Anchor Text Harvesting
This article explains how to crawl a single domain and generate a complete list of all external anchor text used.
- Log into 80legs and create a new job. You can name it whatever you like.
- Add the URL of the domain you wish to crawl in the “Simple” mode of “Seed List of URLs” field.
- Set the parameters of “Outgoing Links to Crawl” settings (typically the third option)
- Paying customers can change the maximum number of crawls, otherwise leave it at 1000.
- Don’t touch anything else. Hit “Create Crawl” and wait for the crawler to finish the job.
The time to completion depends on how busy the server farm is, but in most cases it takes about 24 hours. Once completed you will be able to download your results by using the Java app. You will need to activate it using your personal security token which is visible on any job results page.
- Load the Java downloader app and select Document Data “XML to CSV” in the results drop down.
- Select which local directory you wish to download to.
- Start download by clicking on the “ANALYZED_URL” row in the available download files.
Note that some post-download processing may take place so be patient until the whole process has been completed. You will notice all temporary files will disappear from the download directory.
Now you have a whole lot of data you can do wonderful things with including external link anchor text analysis, which is what we’ll focus on in this article.
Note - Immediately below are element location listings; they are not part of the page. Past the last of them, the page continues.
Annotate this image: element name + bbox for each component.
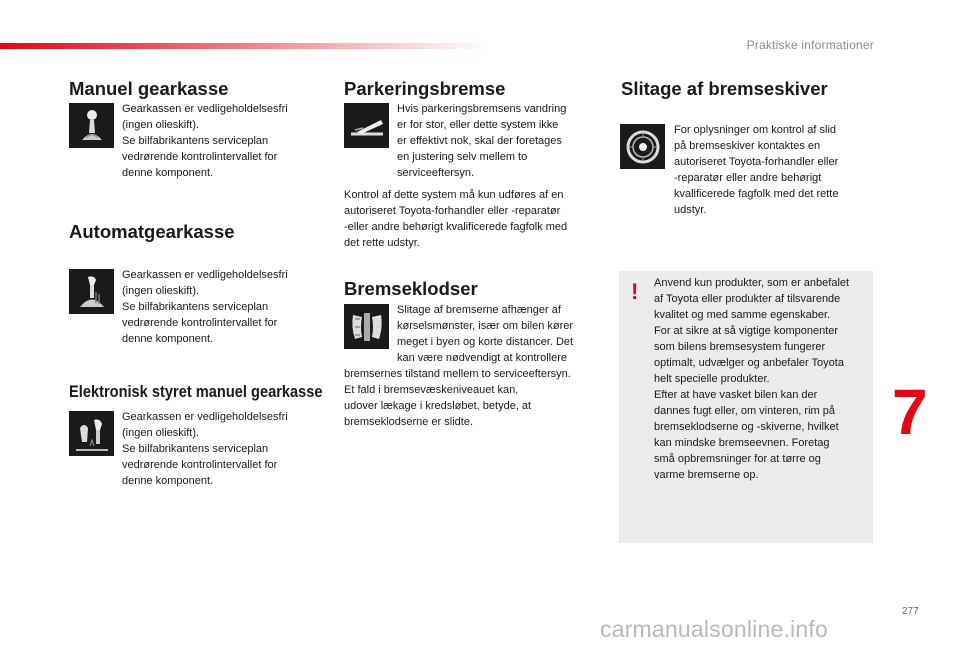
text-manual-gearbox: Gearkassen er vedligeholdelsesfri (ingen olieskift). Se bilfabrikantens serviceplan vedrørende kontrolintervallet for denne komponent. bbox=[122, 103, 288, 179]
heading-manual-gearbox: Manuel gearkasse bbox=[69, 78, 229, 99]
top-accent-bar bbox=[0, 43, 490, 49]
automatic-gear-icon bbox=[69, 269, 114, 314]
parking-brake-icon bbox=[344, 103, 389, 148]
manual-gear-icon bbox=[69, 103, 114, 148]
text-parking-brake-check: Kontrol af dette system må kun udføres af en autoriseret Toyota-forhandler eller -reparatør -eller andre behørigt kvalificerede fagfolk med det rette udstyr. bbox=[344, 189, 568, 249]
heading-parking-brake: Parkeringsbremse bbox=[344, 78, 506, 99]
text-brake-pads-cont: bremsernes tilstand mellem to serviceeftersyn. Et fald i bremsevæskeniveauet kan, udover lækage i kredsløbet, betyde, at bremseklodserne er slidte. bbox=[344, 368, 571, 428]
heading-automatic-gearbox: Automatgearkasse bbox=[69, 221, 235, 242]
text-warning: Anvend kun produkter, som er anbefalet af Toyota eller produkter af tilsvarende kvalitet og med samme egenskaber. For at sikre at så vigtige komponenter som bilens bremsesystem fungerer optimalt, udvælger og anbefaler Toyota helt specielle produkter. Efter at have vasket bilen kan der dannes fugt eller, om vinteren, rim på bremseklodserne og -skiverne, hvilket kan mindske bremseevnen. Foretag små opbremsninger for at tørre og varme bremserne op. bbox=[654, 277, 850, 481]
text-automatic-gearbox: Gearkassen er vedligeholdelsesfri (ingen olieskift). Se bilfabrikantens serviceplan vedrørende kontrolintervallet for denne komponent. bbox=[122, 269, 288, 345]
watermark: carmanualsonline.info bbox=[600, 616, 828, 642]
heading-electronic-gearbox: Elektronisk styret manuel gearkasse bbox=[69, 382, 323, 401]
heading-brake-discs: Slitage af bremseskiver bbox=[621, 78, 828, 99]
warning-icon: ! bbox=[631, 279, 639, 304]
text-brake-discs: For oplysninger om kontrol af slid på bremseskiver kontaktes en autoriseret Toyota-forhandler eller -reparatør eller andre behørigt kvalificerede fagfolk med det rette udstyr. bbox=[674, 124, 839, 216]
page-number: 277 bbox=[902, 606, 919, 617]
text-electronic-gearbox: Gearkassen er vedligeholdelsesfri (ingen olieskift). Se bilfabrikantens serviceplan vedrørende kontrolintervallet for denne komponent. bbox=[122, 411, 288, 487]
section-header-title: Praktiske informationer bbox=[746, 38, 874, 52]
electronic-gear-icon bbox=[69, 411, 114, 456]
brake-disc-icon bbox=[620, 124, 665, 169]
text-brake-pads: Slitage af bremserne afhænger af kørselsmønster, især om bilen kører meget i byen og korte distancer. Det kan være nødvendigt at kontrollere bbox=[397, 304, 574, 364]
brake-pads-icon bbox=[344, 304, 389, 349]
text-parking-brake: Hvis parkeringsbremsens vandring er for stor, eller dette system ikke er effektivt nok, skal der foretages en justering selv mellem to serviceeftersyn. bbox=[397, 103, 567, 179]
heading-brake-pads: Bremseklodser bbox=[344, 278, 478, 299]
chapter-number: 7 bbox=[892, 376, 928, 448]
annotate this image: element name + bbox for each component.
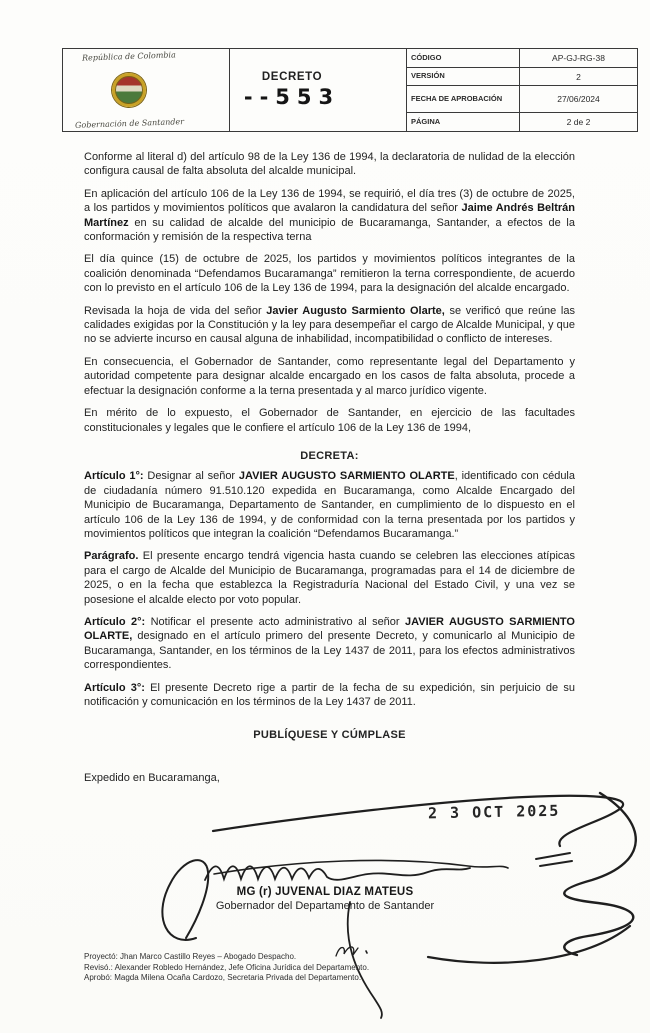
signer-name: MG (r) JUVENAL DIAZ MATEUS [236,886,414,898]
meta-label: PÁGINA [407,113,520,131]
governorate-script-text: Gobernación de Santander [74,117,184,130]
body-paragraph: En aplicación del artículo 106 de la Ley 136 de 1994, se requirió, el día tres (3) de octubre de 2025, a los partidos y movimientos políticos que avalaron la candidatura del señor Jaime Andrés Beltrán Martínez en su calidad de alcalde del municipio de Bucaramanga, Santander, a efectos de la conformación y remisión de la respectiva terna [84,187,575,244]
article-2-paragraph: Artículo 2°: Notificar el presente acto administrativo al señor JAVIER AUGUSTO SARMIENTO OLARTE, designado en el artículo primero del presente Decreto, y comunicarlo al Municipio de Bucaramanga, Santander, en los términos de la Ley 1437 de 2011, para los efectos administrativos correspondientes. [84,615,575,672]
meta-value: 27/06/2024 [520,86,637,113]
body-paragraph: El día quince (15) de octubre de 2025, los partidos y movimientos políticos integrantes de la coalición denominada “Defendamos Bucaramanga” remitieron la terna correspondiente, de acuerdo con lo previsto en el artículo 106 de la Ley 136 de 1994, para la designación del alcalde encargado. [84,253,575,295]
republic-script-text: República de Colombia [81,50,177,63]
footer-line-proyecto: Proyectó: Jhan Marco Castillo Reyes – Abogado Despacho. [84,952,297,961]
header-title-cell [230,49,406,131]
body-paragraph: Conforme al literal d) del artículo 98 de la Ley 136 de 1994, la declaratoria de nulidad de la elección configura causal de falta absoluta del alcalde municipal. [84,151,575,178]
decreta-heading: DECRETA: [300,449,359,462]
body-paragraph: En consecuencia, el Gobernador de Santander, como representante legal del Departamento y autoridad competente para designar alcalde encargado en los casos de falta absoluta, procede a efectuar la designación conforme a la terna presentada y al marco jurídico vigente. [84,355,575,397]
meta-label: VERSIÓN [407,68,520,86]
meta-value: AP-GJ-RG-38 [520,49,637,68]
paragrafo-paragraph: Parágrafo. El presente encargo tendrá vigencia hasta cuando se celebren las elecciones atípicas para el cargo de Alcalde del Municipio de Bucaramanga, programadas para el 14 de diciembre de 2025, o en la fecha que establezca la Registraduría Nacional del Estado Civil, y una vez se posesione el alcalde electo por voto popular. [84,550,576,606]
footer-line-aprobo: Aprobó: Magda Milena Ocaña Cardozo, Secretaria Privada del Departamento. [84,973,362,982]
signer-title: Gobernador del Departamento de Santander [215,900,435,912]
signature-block [140,886,510,912]
decree-number-stamp: --553 [243,85,341,109]
header-table [62,48,638,132]
meta-value: 2 [520,68,637,86]
footer-credits [84,952,369,984]
decree-title: DECRETO [261,71,323,83]
article-3-paragraph: Artículo 3°: El presente Decreto rige a partir de la fecha de su expedición, sin perjuicio de su notificación y comunicación en los términos de la Ley 1437 de 2011. [84,681,575,708]
body-paragraph: Revisada la hoja de vida del señor Javier Augusto Sarmiento Olarte, se verificó que reúne las calidades exigidas por la Constitución y la ley para desempeñar el cargo de Alcalde Municipal, y que no se advierte incurso en causal alguna de inhabilidad, incompatibilidad o conflicto de intereses. [84,304,575,346]
article-1-paragraph: Artículo 1°: Designar al señor JAVIER AUGUSTO SARMIENTO OLARTE, identificado con cédula de ciudadanía número 91.510.120 expedida en Bucaramanga, como Alcalde Encargado del Municipio de Bucaramanga, Departamento de Santander, en cumplimiento de lo dispuesto en el artículo 106 de la Ley 136 de 1994, y de conformidad con la terna presentada por los partidos y movimientos políticos que integran la coalición “Defendamos Bucaramanga.” [84,470,575,540]
coat-of-arms-icon [112,73,146,107]
meta-value: 2 de 2 [566,117,591,127]
meta-label: CÓDIGO [407,49,520,68]
header-meta-table [406,49,637,131]
date-stamp: 2 3 OCT 2025 [427,801,561,823]
meta-label: FECHA DE APROBACIÓN [407,86,520,113]
header-entity-cell [63,49,230,131]
issued-line: Expedido en Bucaramanga, [84,771,220,784]
decree-body [84,150,575,785]
publiquese-heading: PUBLÍQUESE Y CÚMPLASE [253,729,406,742]
footer-line-reviso: Revisó.: Alexander Robledo Hernández, Jefe Oficina Jurídica del Departamento. [84,962,370,972]
body-paragraph: En mérito de lo expuesto, el Gobernador de Santander, en ejercicio de las facultades constitucionales y legales que le confiere el artículo 106 de la Ley 136 de 1994, [84,407,575,434]
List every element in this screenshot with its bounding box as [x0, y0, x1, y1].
Ancore is a simple utility we built which converts the 80legs output file into a usable CSV formatted to show:
- Linking URL
- Linked URL
- Anchor Text
Processing your file in Ancore is simple. Enter the crawled domain URL, choose the 80Legs export .zip and hit “Check now!” button.
Download will start shortly after that and the output file will contain something similar to this:
We’re going to give you access to raw anchor text data of Google’s very own blog. Download it and let us know what you can tell about their linking style. Share your observations. How do they link, why do they link?
My initial observation is that Google uses rel=”nofollow” only on one article, and that article talks about nofollow usage.